Ensonhaber’de yer alan habere göre; Kahramanmaraş merkezli depremlerin ülkemizi derinden sarstığı biliniyor. Enkaz altında kurtarılmayı bekleyenleri ve yakınlarını kaybeden depremzedeleri düşünmek çaresizliğimizi ve acımızı arttırdığının altı çizildi.
Depremzedelerin zorlu yaşam koşullarını düşünerek, sıcacık evinde olduğu için kendini suçlu hissetmek, içilen bir bardak sudan utanmak, haberlerin başından ayrılamamak gibi durumlar ruh sağlığımızın etkilenmesinin belirtileri olabilir.
Deprem bölgelerine yardım etmek için tüm ülke seferber olmuş durumda. Kimi gönüllü olarak arama kurtarma çalışmalarına destek oluyor, kimi de deprem bölgelerine gidecek yardımlara katkı sağlıyor.
Diğer yandan sosyal medya üzerinden gelişmeleri takip ediyoruz.

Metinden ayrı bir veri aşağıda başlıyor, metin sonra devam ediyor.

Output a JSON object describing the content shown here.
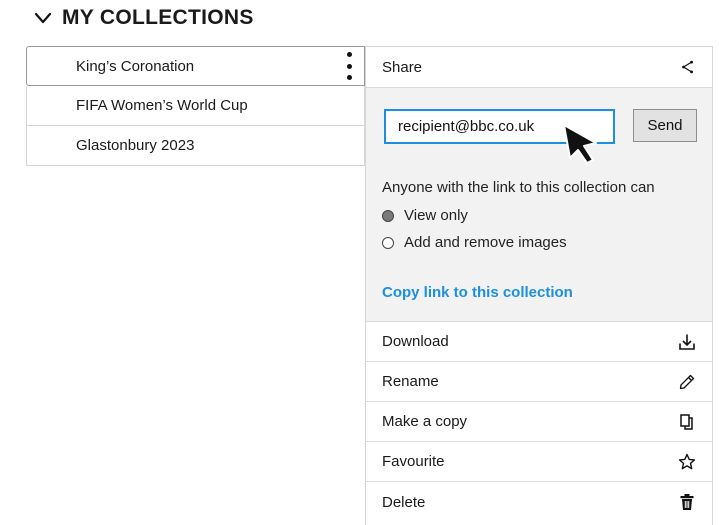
{
  "header": {
    "title": "MY COLLECTIONS",
    "chevron_icon": "chevron-down-icon"
  },
  "collections": [
    {
      "label": "King’s Coronation"
    },
    {
      "label": "FIFA Women’s World Cup"
    },
    {
      "label": "Glastonbury 2023"
    }
  ],
  "share": {
    "title": "Share",
    "email_value": "recipient@bbc.co.uk",
    "send_label": "Send",
    "permission_text": "Anyone with the link to this collection can",
    "options": [
      {
        "label": "View only",
        "checked": true
      },
      {
        "label": "Add and remove images",
        "checked": false
      }
    ],
    "copy_link_label": "Copy link to this collection"
  },
  "actions": [
    {
      "label": "Download",
      "icon": "download-icon"
    },
    {
      "label": "Rename",
      "icon": "pencil-icon"
    },
    {
      "label": "Make a copy",
      "icon": "copy-icon"
    },
    {
      "label": "Favourite",
      "icon": "star-icon"
    },
    {
      "label": "Delete",
      "icon": "trash-icon"
    }
  ],
  "colors": {
    "accent": "#1b8fe0",
    "panel_bg": "#f2f2f2",
    "border": "#d6d6d6"
  }
}
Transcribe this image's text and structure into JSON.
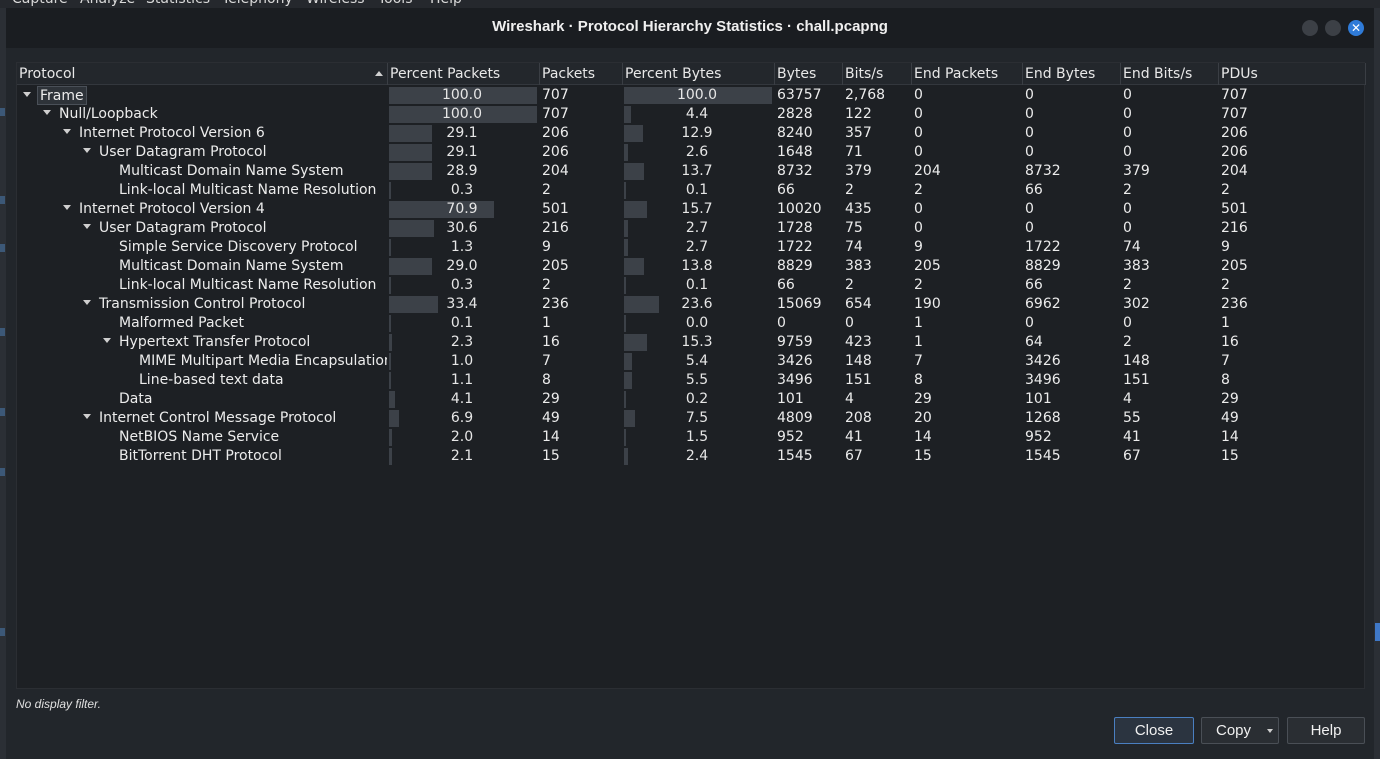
{
  "menubar": [
    "Capture",
    "Analyze",
    "Statistics",
    "Telephony",
    "Wireless",
    "Tools",
    "Help"
  ],
  "window": {
    "title": "Wireshark · Protocol Hierarchy Statistics · chall.pcapng"
  },
  "columns": [
    "Protocol",
    "Percent Packets",
    "Packets",
    "Percent Bytes",
    "Bytes",
    "Bits/s",
    "End Packets",
    "End Bytes",
    "End Bits/s",
    "PDUs"
  ],
  "rows": [
    {
      "name": "Frame",
      "depth": 0,
      "expanded": true,
      "pct_packets": "100.0",
      "packets": "707",
      "pct_bytes": "100.0",
      "bytes": "63757",
      "bits": "2,768",
      "end_packets": "0",
      "end_bytes": "0",
      "end_bits": "0",
      "pdus": "707"
    },
    {
      "name": "Null/Loopback",
      "depth": 1,
      "expanded": true,
      "pct_packets": "100.0",
      "packets": "707",
      "pct_bytes": "4.4",
      "bytes": "2828",
      "bits": "122",
      "end_packets": "0",
      "end_bytes": "0",
      "end_bits": "0",
      "pdus": "707"
    },
    {
      "name": "Internet Protocol Version 6",
      "depth": 2,
      "expanded": true,
      "pct_packets": "29.1",
      "packets": "206",
      "pct_bytes": "12.9",
      "bytes": "8240",
      "bits": "357",
      "end_packets": "0",
      "end_bytes": "0",
      "end_bits": "0",
      "pdus": "206"
    },
    {
      "name": "User Datagram Protocol",
      "depth": 3,
      "expanded": true,
      "pct_packets": "29.1",
      "packets": "206",
      "pct_bytes": "2.6",
      "bytes": "1648",
      "bits": "71",
      "end_packets": "0",
      "end_bytes": "0",
      "end_bits": "0",
      "pdus": "206"
    },
    {
      "name": "Multicast Domain Name System",
      "depth": 4,
      "expanded": false,
      "pct_packets": "28.9",
      "packets": "204",
      "pct_bytes": "13.7",
      "bytes": "8732",
      "bits": "379",
      "end_packets": "204",
      "end_bytes": "8732",
      "end_bits": "379",
      "pdus": "204"
    },
    {
      "name": "Link-local Multicast Name Resolution",
      "depth": 4,
      "expanded": false,
      "pct_packets": "0.3",
      "packets": "2",
      "pct_bytes": "0.1",
      "bytes": "66",
      "bits": "2",
      "end_packets": "2",
      "end_bytes": "66",
      "end_bits": "2",
      "pdus": "2"
    },
    {
      "name": "Internet Protocol Version 4",
      "depth": 2,
      "expanded": true,
      "pct_packets": "70.9",
      "packets": "501",
      "pct_bytes": "15.7",
      "bytes": "10020",
      "bits": "435",
      "end_packets": "0",
      "end_bytes": "0",
      "end_bits": "0",
      "pdus": "501"
    },
    {
      "name": "User Datagram Protocol",
      "depth": 3,
      "expanded": true,
      "pct_packets": "30.6",
      "packets": "216",
      "pct_bytes": "2.7",
      "bytes": "1728",
      "bits": "75",
      "end_packets": "0",
      "end_bytes": "0",
      "end_bits": "0",
      "pdus": "216"
    },
    {
      "name": "Simple Service Discovery Protocol",
      "depth": 4,
      "expanded": false,
      "pct_packets": "1.3",
      "packets": "9",
      "pct_bytes": "2.7",
      "bytes": "1722",
      "bits": "74",
      "end_packets": "9",
      "end_bytes": "1722",
      "end_bits": "74",
      "pdus": "9"
    },
    {
      "name": "Multicast Domain Name System",
      "depth": 4,
      "expanded": false,
      "pct_packets": "29.0",
      "packets": "205",
      "pct_bytes": "13.8",
      "bytes": "8829",
      "bits": "383",
      "end_packets": "205",
      "end_bytes": "8829",
      "end_bits": "383",
      "pdus": "205"
    },
    {
      "name": "Link-local Multicast Name Resolution",
      "depth": 4,
      "expanded": false,
      "pct_packets": "0.3",
      "packets": "2",
      "pct_bytes": "0.1",
      "bytes": "66",
      "bits": "2",
      "end_packets": "2",
      "end_bytes": "66",
      "end_bits": "2",
      "pdus": "2"
    },
    {
      "name": "Transmission Control Protocol",
      "depth": 3,
      "expanded": true,
      "pct_packets": "33.4",
      "packets": "236",
      "pct_bytes": "23.6",
      "bytes": "15069",
      "bits": "654",
      "end_packets": "190",
      "end_bytes": "6962",
      "end_bits": "302",
      "pdus": "236"
    },
    {
      "name": "Malformed Packet",
      "depth": 4,
      "expanded": false,
      "pct_packets": "0.1",
      "packets": "1",
      "pct_bytes": "0.0",
      "bytes": "0",
      "bits": "0",
      "end_packets": "1",
      "end_bytes": "0",
      "end_bits": "0",
      "pdus": "1"
    },
    {
      "name": "Hypertext Transfer Protocol",
      "depth": 4,
      "expanded": true,
      "pct_packets": "2.3",
      "packets": "16",
      "pct_bytes": "15.3",
      "bytes": "9759",
      "bits": "423",
      "end_packets": "1",
      "end_bytes": "64",
      "end_bits": "2",
      "pdus": "16"
    },
    {
      "name": "MIME Multipart Media Encapsulation",
      "depth": 5,
      "expanded": false,
      "pct_packets": "1.0",
      "packets": "7",
      "pct_bytes": "5.4",
      "bytes": "3426",
      "bits": "148",
      "end_packets": "7",
      "end_bytes": "3426",
      "end_bits": "148",
      "pdus": "7"
    },
    {
      "name": "Line-based text data",
      "depth": 5,
      "expanded": false,
      "pct_packets": "1.1",
      "packets": "8",
      "pct_bytes": "5.5",
      "bytes": "3496",
      "bits": "151",
      "end_packets": "8",
      "end_bytes": "3496",
      "end_bits": "151",
      "pdus": "8"
    },
    {
      "name": "Data",
      "depth": 4,
      "expanded": false,
      "pct_packets": "4.1",
      "packets": "29",
      "pct_bytes": "0.2",
      "bytes": "101",
      "bits": "4",
      "end_packets": "29",
      "end_bytes": "101",
      "end_bits": "4",
      "pdus": "29"
    },
    {
      "name": "Internet Control Message Protocol",
      "depth": 3,
      "expanded": true,
      "pct_packets": "6.9",
      "packets": "49",
      "pct_bytes": "7.5",
      "bytes": "4809",
      "bits": "208",
      "end_packets": "20",
      "end_bytes": "1268",
      "end_bits": "55",
      "pdus": "49"
    },
    {
      "name": "NetBIOS Name Service",
      "depth": 4,
      "expanded": false,
      "pct_packets": "2.0",
      "packets": "14",
      "pct_bytes": "1.5",
      "bytes": "952",
      "bits": "41",
      "end_packets": "14",
      "end_bytes": "952",
      "end_bits": "41",
      "pdus": "14"
    },
    {
      "name": "BitTorrent DHT Protocol",
      "depth": 4,
      "expanded": false,
      "pct_packets": "2.1",
      "packets": "15",
      "pct_bytes": "2.4",
      "bytes": "1545",
      "bits": "67",
      "end_packets": "15",
      "end_bytes": "1545",
      "end_bits": "67",
      "pdus": "15"
    }
  ],
  "footer": {
    "filter_text": "No display filter."
  },
  "buttons": {
    "close": "Close",
    "copy": "Copy",
    "help": "Help"
  }
}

Bu durumlara eşlik eden ortak duygularımız var. Başta üzüntü, çaresizlik, korku, öfke olmak üzere birçok duyguyu anda yaşıyoruz.
Bu zor günlerde ruh sağlığımızı korumak çok önemli olduğunun altı çizildi. Biz de sizler için deprem sonrasında ruh ve zihin sağlığını korumanın yollarını derlendi…
1- Uykudan önce haber izlemeyi bırakın
Ülkede zorlayıcı pek çok şey olurken haberlerden uzak kalmak ve huzur içinde uyumak çok zor. Ama kendi sağlığınız için dinlenmek, uyumak çok önemli. Bu yüzden gün boyu takip ettiğiniz haberleri en azından stres hormonu kortizolün yükselmesini önlemek ve uyku kalitesini arttırmak için yatmadan birkaç saat önce haber izlemeyin.
2- Haber akışınızı düzenleyin
Mümkünse belirli aralıklar belirleyin ve kendinizi dayanamadığınız kadar kötü hissetmeye başladığınızda erişiminizi sınırlayın. Haberlere ara verin ve zihin sağlığınızı korumak için bir süre takip ettiğiniz sayfalardan, haber kaynaklarından uzaklaşın.
3- Doomscrolling''i önleyin
Özellikle kötü haberleri çok yoğun bir şekilde takip etmek olarak tanımlanan felaket kaydırması veya doomscrolling, zihin sağlığına zarar verebiliyor ve sinir sistemini alt üst edebiliyor.
4- İletişimde kalın
İçinde bulunduğumuz dönemde çaresiz, mutsuz ve üzgün hissetmeniz çok normal. Bu hissettikleriniz konusunda yalnız değilsiniz. Bizlere bu süreçte en iyi gelen şey yakınlarımızla iletişim kurmak, derdimizi ve acımızı paylaşmak. Bu yüzden mümkün olduğunca iletişimde kalın ve çevrenizden destek almayı unutmayın.
5- Temel ihtiyaçlarınızı ihmal etmeyin
Biliyoruz ki herkes için çok zor. Yemek yemek, su içmek, ısınmak, duş almak, uyumak adeta imkânsız hale geliyor. Yüreğimiz kanarken, boğazımız düğümlenirken kendimiz için ufak bir şey yapmak bile suçlu hissettirebiliyor. Ancak fayda sağlamak istiyorsak önce biz güçlü durmak için çaba harcamalıyız. Bu yüzden uyumaya, düzenli beslenmeye ve kişisel bakımınızı devam ettirmeye gayret edin.